Your final task for this lab is to implement getPredecessor(), getSuccessor(), and remove(). The predecessor of a value is the next lowest value, while the successor is the next highest. Note that these functions should be implemented using the inherent structure of the binary tree, not by an exhaustive search for the next value. It will very likely be helpful to draw out the tree (the pre-order print can help you with this) when understanding how to implement getPredecessor() and getSuccessor(). If the element passed to the function is the first (for predecessor) or last (for successor) element in the tree, the function should return 0. It should also return 0 if the value is not present in the tree. Both of these functions will likely be harder to implement than any of the prior functions in this lab.
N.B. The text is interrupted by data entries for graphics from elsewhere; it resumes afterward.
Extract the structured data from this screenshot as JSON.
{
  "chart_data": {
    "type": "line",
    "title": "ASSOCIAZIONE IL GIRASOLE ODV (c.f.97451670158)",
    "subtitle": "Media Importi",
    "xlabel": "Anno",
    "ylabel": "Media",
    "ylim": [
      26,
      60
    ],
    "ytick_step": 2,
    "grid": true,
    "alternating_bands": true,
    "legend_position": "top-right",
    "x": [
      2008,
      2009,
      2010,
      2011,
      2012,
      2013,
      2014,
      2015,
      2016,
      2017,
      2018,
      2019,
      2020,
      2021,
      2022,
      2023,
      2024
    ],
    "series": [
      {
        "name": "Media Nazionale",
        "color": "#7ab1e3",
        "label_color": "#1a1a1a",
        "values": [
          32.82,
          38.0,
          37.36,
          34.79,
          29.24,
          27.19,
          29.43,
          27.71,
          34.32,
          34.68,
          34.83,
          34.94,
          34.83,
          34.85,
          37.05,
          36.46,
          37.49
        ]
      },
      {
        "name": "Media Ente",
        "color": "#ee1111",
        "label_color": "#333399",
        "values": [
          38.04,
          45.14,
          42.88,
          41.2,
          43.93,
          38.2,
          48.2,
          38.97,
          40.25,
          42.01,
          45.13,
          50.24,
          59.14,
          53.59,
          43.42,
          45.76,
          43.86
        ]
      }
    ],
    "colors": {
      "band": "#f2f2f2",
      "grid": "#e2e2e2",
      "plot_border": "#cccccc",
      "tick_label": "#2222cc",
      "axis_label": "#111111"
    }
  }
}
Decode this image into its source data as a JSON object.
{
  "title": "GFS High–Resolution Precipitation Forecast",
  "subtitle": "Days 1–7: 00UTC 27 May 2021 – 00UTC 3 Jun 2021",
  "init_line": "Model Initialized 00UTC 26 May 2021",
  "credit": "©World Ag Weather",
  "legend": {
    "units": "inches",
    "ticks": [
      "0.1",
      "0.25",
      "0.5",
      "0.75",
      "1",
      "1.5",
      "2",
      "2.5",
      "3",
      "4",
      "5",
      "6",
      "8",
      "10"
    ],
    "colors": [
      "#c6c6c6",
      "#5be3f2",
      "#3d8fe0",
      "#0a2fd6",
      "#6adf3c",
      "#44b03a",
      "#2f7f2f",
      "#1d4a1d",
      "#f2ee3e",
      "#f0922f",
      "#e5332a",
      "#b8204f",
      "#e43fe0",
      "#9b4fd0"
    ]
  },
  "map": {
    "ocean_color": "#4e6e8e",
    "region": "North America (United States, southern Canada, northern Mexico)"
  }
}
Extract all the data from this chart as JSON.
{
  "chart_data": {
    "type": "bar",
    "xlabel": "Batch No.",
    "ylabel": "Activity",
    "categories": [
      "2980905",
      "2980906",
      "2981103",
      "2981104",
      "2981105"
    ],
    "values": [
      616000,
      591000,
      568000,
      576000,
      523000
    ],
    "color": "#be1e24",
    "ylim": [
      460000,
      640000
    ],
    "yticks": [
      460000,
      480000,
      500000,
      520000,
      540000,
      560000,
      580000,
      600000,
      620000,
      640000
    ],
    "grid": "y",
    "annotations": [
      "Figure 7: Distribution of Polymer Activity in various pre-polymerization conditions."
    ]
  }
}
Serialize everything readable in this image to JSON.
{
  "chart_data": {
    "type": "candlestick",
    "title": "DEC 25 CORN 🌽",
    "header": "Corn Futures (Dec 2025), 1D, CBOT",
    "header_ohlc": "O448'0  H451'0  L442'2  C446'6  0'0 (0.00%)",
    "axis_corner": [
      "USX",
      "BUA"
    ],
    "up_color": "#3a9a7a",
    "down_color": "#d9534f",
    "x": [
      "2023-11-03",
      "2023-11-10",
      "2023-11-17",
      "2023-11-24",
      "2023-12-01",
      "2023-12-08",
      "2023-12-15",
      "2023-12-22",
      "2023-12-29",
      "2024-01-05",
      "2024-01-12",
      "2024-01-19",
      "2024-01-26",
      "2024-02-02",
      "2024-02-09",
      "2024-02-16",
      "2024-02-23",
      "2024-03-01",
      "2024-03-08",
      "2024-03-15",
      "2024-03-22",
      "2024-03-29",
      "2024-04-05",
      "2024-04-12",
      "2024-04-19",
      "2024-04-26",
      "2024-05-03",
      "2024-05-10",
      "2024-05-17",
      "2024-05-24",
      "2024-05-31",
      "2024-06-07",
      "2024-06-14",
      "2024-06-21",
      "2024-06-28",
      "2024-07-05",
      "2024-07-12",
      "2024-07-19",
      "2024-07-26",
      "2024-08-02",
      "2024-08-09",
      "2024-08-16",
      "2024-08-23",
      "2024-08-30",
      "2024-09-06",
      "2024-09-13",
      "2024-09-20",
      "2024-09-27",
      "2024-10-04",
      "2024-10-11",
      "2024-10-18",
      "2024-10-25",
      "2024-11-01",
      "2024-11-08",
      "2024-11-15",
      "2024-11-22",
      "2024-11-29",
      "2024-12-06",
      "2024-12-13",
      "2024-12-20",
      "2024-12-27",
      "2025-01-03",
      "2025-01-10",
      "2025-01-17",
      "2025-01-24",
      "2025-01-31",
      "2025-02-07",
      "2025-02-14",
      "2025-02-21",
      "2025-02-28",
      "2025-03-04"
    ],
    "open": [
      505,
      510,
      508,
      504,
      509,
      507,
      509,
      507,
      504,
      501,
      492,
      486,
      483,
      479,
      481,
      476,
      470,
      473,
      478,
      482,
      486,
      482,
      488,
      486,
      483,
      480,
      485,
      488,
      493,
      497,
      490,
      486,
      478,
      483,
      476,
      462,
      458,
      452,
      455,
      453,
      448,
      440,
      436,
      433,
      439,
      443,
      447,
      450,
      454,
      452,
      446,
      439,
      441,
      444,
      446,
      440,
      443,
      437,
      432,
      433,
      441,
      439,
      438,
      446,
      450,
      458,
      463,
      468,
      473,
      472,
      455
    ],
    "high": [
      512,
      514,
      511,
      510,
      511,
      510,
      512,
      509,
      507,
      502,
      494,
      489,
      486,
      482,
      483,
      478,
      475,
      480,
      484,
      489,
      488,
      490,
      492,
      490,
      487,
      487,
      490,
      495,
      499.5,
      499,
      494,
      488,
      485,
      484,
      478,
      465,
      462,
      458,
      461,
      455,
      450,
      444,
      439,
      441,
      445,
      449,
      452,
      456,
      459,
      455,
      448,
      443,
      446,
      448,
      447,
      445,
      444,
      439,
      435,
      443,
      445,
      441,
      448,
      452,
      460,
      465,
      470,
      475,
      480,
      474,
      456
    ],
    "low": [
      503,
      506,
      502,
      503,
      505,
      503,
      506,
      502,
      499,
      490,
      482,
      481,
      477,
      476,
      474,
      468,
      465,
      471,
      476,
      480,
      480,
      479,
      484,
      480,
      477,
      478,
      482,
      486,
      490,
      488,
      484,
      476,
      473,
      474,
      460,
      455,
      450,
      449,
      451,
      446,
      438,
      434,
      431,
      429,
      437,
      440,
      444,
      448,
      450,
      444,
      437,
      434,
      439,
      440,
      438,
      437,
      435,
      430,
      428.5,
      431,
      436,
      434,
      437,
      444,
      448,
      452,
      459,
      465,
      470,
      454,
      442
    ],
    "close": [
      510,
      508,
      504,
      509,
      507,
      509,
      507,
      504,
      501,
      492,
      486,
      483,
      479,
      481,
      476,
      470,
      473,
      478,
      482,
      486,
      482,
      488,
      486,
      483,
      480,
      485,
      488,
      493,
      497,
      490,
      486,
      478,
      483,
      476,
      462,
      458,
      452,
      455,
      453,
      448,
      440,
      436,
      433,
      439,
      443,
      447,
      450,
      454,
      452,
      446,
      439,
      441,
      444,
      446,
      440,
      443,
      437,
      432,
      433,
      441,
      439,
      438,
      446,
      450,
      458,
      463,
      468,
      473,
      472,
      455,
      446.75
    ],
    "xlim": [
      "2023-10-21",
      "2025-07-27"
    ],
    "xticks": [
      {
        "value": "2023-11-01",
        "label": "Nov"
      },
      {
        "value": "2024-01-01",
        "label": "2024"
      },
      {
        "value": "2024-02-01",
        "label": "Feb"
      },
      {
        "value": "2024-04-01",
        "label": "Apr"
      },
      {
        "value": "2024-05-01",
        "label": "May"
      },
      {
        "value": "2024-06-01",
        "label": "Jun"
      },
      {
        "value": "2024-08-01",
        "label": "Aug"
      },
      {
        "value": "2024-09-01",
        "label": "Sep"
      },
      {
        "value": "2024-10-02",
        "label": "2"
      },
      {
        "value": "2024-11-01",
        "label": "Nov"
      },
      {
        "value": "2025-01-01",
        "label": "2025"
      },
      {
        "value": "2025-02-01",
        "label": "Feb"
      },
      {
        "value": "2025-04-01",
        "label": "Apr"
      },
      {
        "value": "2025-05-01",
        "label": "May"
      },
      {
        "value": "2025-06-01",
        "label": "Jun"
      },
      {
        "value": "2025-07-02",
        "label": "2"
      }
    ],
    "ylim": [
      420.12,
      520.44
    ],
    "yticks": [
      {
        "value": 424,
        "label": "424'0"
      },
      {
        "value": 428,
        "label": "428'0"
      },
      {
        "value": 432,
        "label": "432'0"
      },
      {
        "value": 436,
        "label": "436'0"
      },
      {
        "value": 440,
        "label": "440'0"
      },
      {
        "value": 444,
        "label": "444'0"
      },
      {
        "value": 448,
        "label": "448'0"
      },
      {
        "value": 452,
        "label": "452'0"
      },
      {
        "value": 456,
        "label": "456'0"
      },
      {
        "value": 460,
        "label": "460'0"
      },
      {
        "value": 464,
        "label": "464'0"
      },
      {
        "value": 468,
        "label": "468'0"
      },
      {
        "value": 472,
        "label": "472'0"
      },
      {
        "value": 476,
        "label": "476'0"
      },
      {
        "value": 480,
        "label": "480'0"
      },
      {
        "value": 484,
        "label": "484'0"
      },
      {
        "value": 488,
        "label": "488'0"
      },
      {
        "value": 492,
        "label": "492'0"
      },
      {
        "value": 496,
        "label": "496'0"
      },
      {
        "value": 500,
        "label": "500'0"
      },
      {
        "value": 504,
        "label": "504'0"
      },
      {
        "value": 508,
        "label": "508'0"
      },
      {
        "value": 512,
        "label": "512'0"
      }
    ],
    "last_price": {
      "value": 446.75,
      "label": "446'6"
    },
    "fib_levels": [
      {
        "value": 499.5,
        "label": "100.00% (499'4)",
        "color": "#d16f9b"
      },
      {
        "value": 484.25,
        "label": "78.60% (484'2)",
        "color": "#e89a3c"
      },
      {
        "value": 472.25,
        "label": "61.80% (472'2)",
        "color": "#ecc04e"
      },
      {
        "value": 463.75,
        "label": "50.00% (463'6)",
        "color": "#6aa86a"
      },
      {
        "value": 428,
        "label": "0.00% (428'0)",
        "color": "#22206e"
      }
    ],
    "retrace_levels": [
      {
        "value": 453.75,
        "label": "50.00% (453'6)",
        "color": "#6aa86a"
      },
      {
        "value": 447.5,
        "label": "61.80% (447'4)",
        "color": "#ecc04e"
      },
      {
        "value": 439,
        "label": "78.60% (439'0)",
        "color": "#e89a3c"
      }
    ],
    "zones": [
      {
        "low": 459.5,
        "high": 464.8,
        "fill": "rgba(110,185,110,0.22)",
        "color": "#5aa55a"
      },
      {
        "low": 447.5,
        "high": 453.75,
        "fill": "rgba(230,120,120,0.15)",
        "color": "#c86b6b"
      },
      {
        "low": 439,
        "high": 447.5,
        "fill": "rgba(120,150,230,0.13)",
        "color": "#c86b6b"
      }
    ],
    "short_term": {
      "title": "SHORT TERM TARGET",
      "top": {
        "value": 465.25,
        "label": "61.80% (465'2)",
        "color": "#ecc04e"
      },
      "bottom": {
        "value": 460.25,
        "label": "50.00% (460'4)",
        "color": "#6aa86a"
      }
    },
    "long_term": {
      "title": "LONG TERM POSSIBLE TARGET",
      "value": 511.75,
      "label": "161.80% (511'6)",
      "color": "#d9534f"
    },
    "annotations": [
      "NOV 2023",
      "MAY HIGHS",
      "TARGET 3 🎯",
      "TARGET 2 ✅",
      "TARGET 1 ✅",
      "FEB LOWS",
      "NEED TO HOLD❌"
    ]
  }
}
However, correct implementations of getPredecessor() and getSuccessor look VERY similar, so you will likely be able to reuse a lot of your logic.

Finally, move on to remove(), which is likely the hardest algorithm you will be asked to implement this quarter. It is not excessively complicated in principle, but getting it completely right can take a while. Consider switching off pilot and navigator as you are debugging your implementation. You will probably find it helpful to use either getPredecessor() or getSuccessor() in remove(). You can also use remove() inside of itself, though it should NOT be a recursive function–the difference being that only one additional call of remove() should EVER occur. As with predecessors and successors, drawing the tree will be very helpful.

A correct implementation of all functions should produce the following output from testbst when selecting option 0:

BST:
  pre-order: 64 8 4 32 16 128 512 256
  in-order: 4 8 16 32 64 128 256 512
  post-order: 4 16 32 8 256 512 128 64
  sum: 1020
  count: 8
  contains 64? Y
  contains 4? Y
  contains 16? Y
  contains 128? Y
  contains 17? N
  contains 512? Y
  predecessor of 64 is: 32
  predecessor of 512 is: 256
  predecessor of 4 is: 0
  successor of 64 is: 128
  successor of 512 is: 0
  successor of 4 is: 8
  removing 4
  removing 64
  removing 128
  contains 64? N
  contains 4? N
  contains 16? Y
  contains 128? N
  contains 17? N
  contains 512? Y
  in-order: 8 16 32 256 512
Empty BST:
  pre-order:
  in-order:
  post-order:
  sum: 0
  count: 0
  contains 16? N

Step 5: Create a testbench in a file test_intbst.cpp

In a file named test_intbst.cpp, include code to test all the functions that you implemented in intbst.cpp. Make sure that this file is compilable.

Step 6: Submit your revised intbst.cpp, test_intbst.cpp and intbst.h

You are allowed to modify intbst.h, though you should not need to, so submit both intbst.cpp and intbst.h to Gradescope for a grade out of 100.